According to the sixth aspect of the present invention, the DC voltage level of the common electrode drive signal is controlled by using an automatic gain control signal by an RGB decoder as a specific signal, so that the DC voltage applied to the liquid crystal is controlled. Suppression control can be easily realized.

[Brief description of the drawings]

FIG. 1 is a block diagram illustrating a configuration of a liquid crystal display device according to an embodiment of the present invention.

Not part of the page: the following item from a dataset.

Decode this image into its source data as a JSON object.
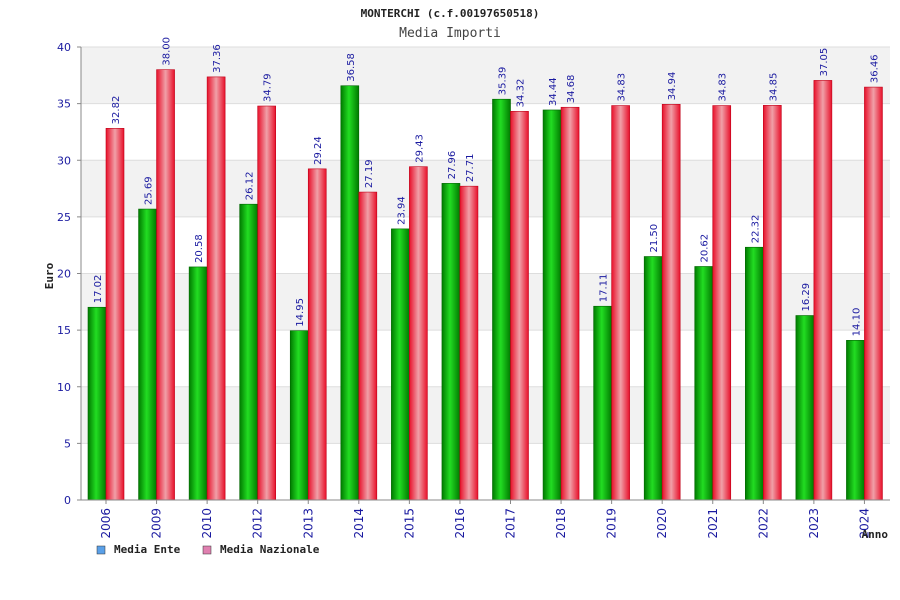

FIG. 2 is a circuit configuration diagram showing a main part of the liquid crystal display device according to the embodiment of the present invention.

FIG. 3 is a diagram showing a relationship between an APL signal and a center voltage of a common electrode drive signal.

FIG. 4 is a configuration diagram of a common electrode drive signal generation circuit in a conventional liquid crystal display device.

FIG. 5 is a diagram showing waveforms applied to pixels of a liquid crystal display panel.

FIG. 6 is a diagram illustrating a relationship between a display signal voltage and a jump voltage ΔV.

[Explanation of symbols]

 DESCRIPTION OF SYMBOLS 1 Liquid crystal display panel 4 TFT 5 Liquid crystal capacity 6 Auxiliary capacity 7 Common electrode line 8 LCD controller 9 Common electrode drive amplifier 101 RGB decoder / inversion amplifier 104 Amplification circuit

Claims (6)

[Claims] A plurality of signal lines to which a video signal is applied and a plurality of scanning lines to which a scanning signal is applied are arranged in a matrix, and a liquid crystal pixel connected to a transistor disposed at each of these intersections is provided. A common electrode for applying a common electrode driving voltage to each of the liquid crystal pixels, a scan driver for sequentially applying the scan signal to each of the scan lines to select a state, and a signal for applying the video display signal to the signal line A liquid crystal display device comprising: a driver; and a common electrode driver for applying the common electrode drive signal to the common electrode, wherein the common electrode driver generates the common electrode drive signal based on a signal voltage of the video display signal. A common electrode driving signal control means for changing the DC voltage level of the liquid crystal display device by a predetermined amount. 2. The common electrode driving signal control means according to claim 1, wherein said common electrode driving signal control means controls the common electrode driving signal in accordance with the asymmetricity of a voltage waveform applied to said liquid crystal pixel which changes based on a signal voltage of said video display signal. 2. The liquid crystal display device according to claim 1, wherein the DC voltage level is changed in a direction to decrease the DC voltage applied to the liquid crystal. 3. The control of the DC voltage level of the common electrode drive signal, the DC voltage level is increased when the average voltage of the video display signal is high, and the DC voltage level is controlled when the average voltage of the video display signal is low. 3. The liquid crystal display device according to claim 2, wherein the voltage level is controlled to be low. 4. The liquid crystal display device according to claim 2, wherein the control of the DC voltage level of the common electrode drive signal is performed by a specific signal based on the video display signal. 5. The method according to claim 1, wherein the specific signal is an average voltage of the video display signal in one frame period, which is generated and output by an RGB decoder for extracting a color component included in the video display signal. The signal control means includes:
The liquid crystal display device according to claim 4, wherein a DC voltage level of the common electrode drive signal is controlled based on the average voltage. 6. An automatic gain control signal generated and output by said RGB decoder, wherein said specific signal is generated by said RGB decoder, and said common electrode drive signal control means controls said common electrode drive based on said automatic gain control signal. 5. The liquid crystal display device according to claim 4, wherein the DC voltage level of the signal is controlled.